今号の前半は、行政が公私二元論に縛られていたことを、災害対策行政を例に説明します。
国や自治体の役割が公共施設復旧に絞られ、個人や企業の施設復旧、生活や営業の再開はそれぞれの責任とされたのです。また、避難所や仮設住宅での生活支援の水準が「最低限」のままで、通常の生活水準に達していないことも挙げることができます。

後半は、弱者支援の過程で、政府が家庭に入るようになったことを説明します。
「政府は家庭に入らない」という近代憲法の原則は、いくつも変更を受けました。生活保護、介護保険などです。個人の資産や能力を調べ、住まいの中に入ってきます。これらは、本人の同意の下に行われます。他方で、引きこもり支援はどう考え、どのようにしたらよいのでしょうか、家族は助けを求めていますが、本人は求めていないことが多いでしょう。

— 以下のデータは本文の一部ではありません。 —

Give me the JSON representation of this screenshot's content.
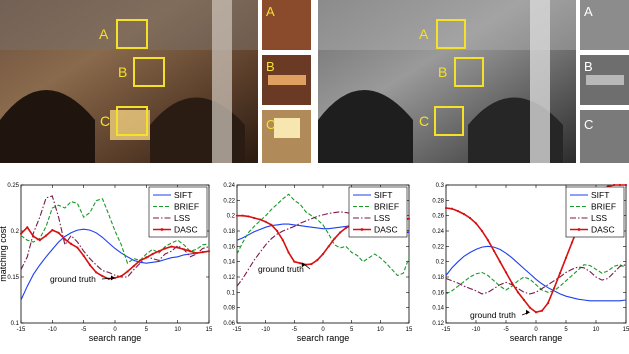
{
  "photos": {
    "color_markers": [
      "A",
      "B",
      "C"
    ],
    "gray_markers": [
      "A",
      "B",
      "C"
    ],
    "color_insets": [
      "A",
      "B",
      "C"
    ],
    "gray_insets": [
      "A",
      "B",
      "C"
    ],
    "marker_color": "#f5e02a"
  },
  "chart_data": [
    {
      "type": "line",
      "xlabel": "search range",
      "ylabel": "matching cost",
      "xlim": [
        -15,
        15
      ],
      "ylim": [
        0.1,
        0.25
      ],
      "xticks": [
        "-15",
        "-10",
        "-5",
        "0",
        "5",
        "10",
        "15"
      ],
      "yticks": [
        "0.1",
        "0.15",
        "0.2",
        "0.25"
      ],
      "annotation": "ground truth",
      "annotation_target": {
        "x": 0,
        "y": 0.149
      },
      "legend_position": "top-right",
      "x": [
        -15,
        -14,
        -13,
        -12,
        -11,
        -10,
        -9,
        -8,
        -7,
        -6,
        -5,
        -4,
        -3,
        -2,
        -1,
        0,
        1,
        2,
        3,
        4,
        5,
        6,
        7,
        8,
        9,
        10,
        11,
        12,
        13,
        14,
        15
      ],
      "series": [
        {
          "name": "SIFT",
          "color": "#1f3ff0",
          "style": "solid",
          "values": [
            0.125,
            0.14,
            0.153,
            0.163,
            0.172,
            0.18,
            0.188,
            0.194,
            0.198,
            0.201,
            0.202,
            0.201,
            0.198,
            0.193,
            0.187,
            0.181,
            0.176,
            0.172,
            0.168,
            0.166,
            0.165,
            0.166,
            0.167,
            0.169,
            0.171,
            0.172,
            0.174,
            0.175,
            0.176,
            0.177,
            0.178
          ]
        },
        {
          "name": "BRIEF",
          "color": "#1a9a2a",
          "style": "dashed",
          "values": [
            0.195,
            0.19,
            0.188,
            0.192,
            0.205,
            0.225,
            0.228,
            0.225,
            0.232,
            0.23,
            0.215,
            0.22,
            0.233,
            0.235,
            0.218,
            0.2,
            0.185,
            0.165,
            0.17,
            0.168,
            0.175,
            0.18,
            0.176,
            0.183,
            0.187,
            0.19,
            0.185,
            0.178,
            0.18,
            0.185,
            0.186
          ]
        },
        {
          "name": "LSS",
          "color": "#7a1a4a",
          "style": "dashdot",
          "values": [
            0.158,
            0.172,
            0.198,
            0.215,
            0.236,
            0.238,
            0.215,
            0.185,
            0.195,
            0.188,
            0.178,
            0.17,
            0.163,
            0.157,
            0.155,
            0.152,
            0.15,
            0.15,
            0.158,
            0.165,
            0.172,
            0.17,
            0.168,
            0.175,
            0.178,
            0.184,
            0.18,
            0.172,
            0.175,
            0.181,
            0.183
          ]
        },
        {
          "name": "DASC",
          "color": "#d81010",
          "style": "solid-marker",
          "values": [
            0.197,
            0.204,
            0.194,
            0.19,
            0.195,
            0.201,
            0.198,
            0.191,
            0.186,
            0.182,
            0.173,
            0.163,
            0.155,
            0.151,
            0.148,
            0.149,
            0.151,
            0.156,
            0.162,
            0.168,
            0.171,
            0.175,
            0.178,
            0.181,
            0.183,
            0.182,
            0.18,
            0.178,
            0.176,
            0.177,
            0.178
          ]
        }
      ]
    },
    {
      "type": "line",
      "xlabel": "search range",
      "ylabel": "",
      "xlim": [
        -15,
        15
      ],
      "ylim": [
        0.06,
        0.24
      ],
      "xticks": [
        "-15",
        "-10",
        "-5",
        "0",
        "5",
        "10",
        "15"
      ],
      "yticks": [
        "0.06",
        "0.08",
        "0.1",
        "0.12",
        "0.14",
        "0.16",
        "0.18",
        "0.2",
        "0.22",
        "0.24"
      ],
      "annotation": "ground truth",
      "annotation_target": {
        "x": -3,
        "y": 0.136
      },
      "legend_position": "top-right",
      "x": [
        -15,
        -14,
        -13,
        -12,
        -11,
        -10,
        -9,
        -8,
        -7,
        -6,
        -5,
        -4,
        -3,
        -2,
        -1,
        0,
        1,
        2,
        3,
        4,
        5,
        6,
        7,
        8,
        9,
        10,
        11,
        12,
        13,
        14,
        15
      ],
      "series": [
        {
          "name": "SIFT",
          "color": "#1f3ff0",
          "style": "solid",
          "values": [
            0.168,
            0.171,
            0.175,
            0.179,
            0.182,
            0.185,
            0.187,
            0.188,
            0.189,
            0.189,
            0.188,
            0.187,
            0.186,
            0.185,
            0.184,
            0.183,
            0.183,
            0.184,
            0.185,
            0.186,
            0.187,
            0.188,
            0.188,
            0.187,
            0.186,
            0.184,
            0.182,
            0.18,
            0.179,
            0.178,
            0.178
          ]
        },
        {
          "name": "BRIEF",
          "color": "#1a9a2a",
          "style": "dashed",
          "values": [
            0.15,
            0.165,
            0.178,
            0.186,
            0.193,
            0.2,
            0.208,
            0.215,
            0.222,
            0.228,
            0.22,
            0.215,
            0.205,
            0.2,
            0.195,
            0.188,
            0.176,
            0.162,
            0.158,
            0.16,
            0.152,
            0.148,
            0.14,
            0.145,
            0.15,
            0.145,
            0.138,
            0.13,
            0.122,
            0.125,
            0.145
          ]
        },
        {
          "name": "LSS",
          "color": "#7a1a4a",
          "style": "dashdot",
          "values": [
            0.108,
            0.118,
            0.13,
            0.142,
            0.152,
            0.162,
            0.17,
            0.176,
            0.18,
            0.183,
            0.186,
            0.19,
            0.193,
            0.196,
            0.199,
            0.201,
            0.203,
            0.204,
            0.205,
            0.204,
            0.203,
            0.202,
            0.2,
            0.198,
            0.196,
            0.193,
            0.19,
            0.187,
            0.185,
            0.182,
            0.18
          ]
        },
        {
          "name": "DASC",
          "color": "#d81010",
          "style": "solid-marker",
          "values": [
            0.2,
            0.2,
            0.199,
            0.197,
            0.195,
            0.192,
            0.188,
            0.18,
            0.168,
            0.152,
            0.14,
            0.138,
            0.136,
            0.137,
            0.142,
            0.15,
            0.16,
            0.17,
            0.178,
            0.184,
            0.188,
            0.19,
            0.192,
            0.193,
            0.193,
            0.194,
            0.194,
            0.195,
            0.195,
            0.195,
            0.196
          ]
        }
      ]
    },
    {
      "type": "line",
      "xlabel": "search range",
      "ylabel": "",
      "xlim": [
        -15,
        15
      ],
      "ylim": [
        0.12,
        0.3
      ],
      "xticks": [
        "-15",
        "-10",
        "-5",
        "0",
        "5",
        "10",
        "15"
      ],
      "yticks": [
        "0.12",
        "0.14",
        "0.16",
        "0.18",
        "0.2",
        "0.22",
        "0.24",
        "0.26",
        "0.28",
        "0.3"
      ],
      "annotation": "ground truth",
      "annotation_target": {
        "x": -1,
        "y": 0.134
      },
      "legend_position": "top-right",
      "x": [
        -15,
        -14,
        -13,
        -12,
        -11,
        -10,
        -9,
        -8,
        -7,
        -6,
        -5,
        -4,
        -3,
        -2,
        -1,
        0,
        1,
        2,
        3,
        4,
        5,
        6,
        7,
        8,
        9,
        10,
        11,
        12,
        13,
        14,
        15
      ],
      "series": [
        {
          "name": "SIFT",
          "color": "#1f3ff0",
          "style": "solid",
          "values": [
            0.182,
            0.192,
            0.2,
            0.207,
            0.212,
            0.216,
            0.219,
            0.22,
            0.219,
            0.216,
            0.211,
            0.205,
            0.198,
            0.191,
            0.184,
            0.177,
            0.171,
            0.166,
            0.162,
            0.158,
            0.155,
            0.153,
            0.151,
            0.15,
            0.149,
            0.149,
            0.149,
            0.149,
            0.149,
            0.149,
            0.15
          ]
        },
        {
          "name": "BRIEF",
          "color": "#1a9a2a",
          "style": "dashed",
          "values": [
            0.158,
            0.162,
            0.168,
            0.174,
            0.18,
            0.184,
            0.186,
            0.182,
            0.175,
            0.168,
            0.163,
            0.168,
            0.175,
            0.18,
            0.177,
            0.17,
            0.163,
            0.16,
            0.162,
            0.168,
            0.175,
            0.182,
            0.189,
            0.196,
            0.195,
            0.19,
            0.185,
            0.188,
            0.194,
            0.196,
            0.192
          ]
        },
        {
          "name": "LSS",
          "color": "#7a1a4a",
          "style": "dashdot",
          "values": [
            0.178,
            0.175,
            0.172,
            0.168,
            0.165,
            0.162,
            0.158,
            0.16,
            0.165,
            0.17,
            0.173,
            0.17,
            0.165,
            0.16,
            0.158,
            0.16,
            0.165,
            0.17,
            0.175,
            0.18,
            0.186,
            0.19,
            0.193,
            0.192,
            0.187,
            0.18,
            0.176,
            0.178,
            0.186,
            0.194,
            0.196
          ]
        },
        {
          "name": "DASC",
          "color": "#d81010",
          "style": "solid-marker",
          "values": [
            0.27,
            0.269,
            0.266,
            0.262,
            0.257,
            0.25,
            0.24,
            0.228,
            0.214,
            0.2,
            0.186,
            0.172,
            0.16,
            0.15,
            0.14,
            0.134,
            0.136,
            0.146,
            0.165,
            0.185,
            0.205,
            0.225,
            0.245,
            0.262,
            0.276,
            0.287,
            0.294,
            0.298,
            0.3,
            0.3,
            0.3
          ]
        }
      ]
    }
  ]
}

児童虐待や家庭内暴力の場合は、本人たちが介入を求めていなくても、被害者を救うために家庭に入ることが必要です。
社会的に自立できない人を支援する場合も、問題があります。「嫌だ」と言っている人に対し、「首に縄をつけて」社会に引き出すことはできません。生きていく力をつけることも、本人の意欲がないと、政府などが強制することはできません。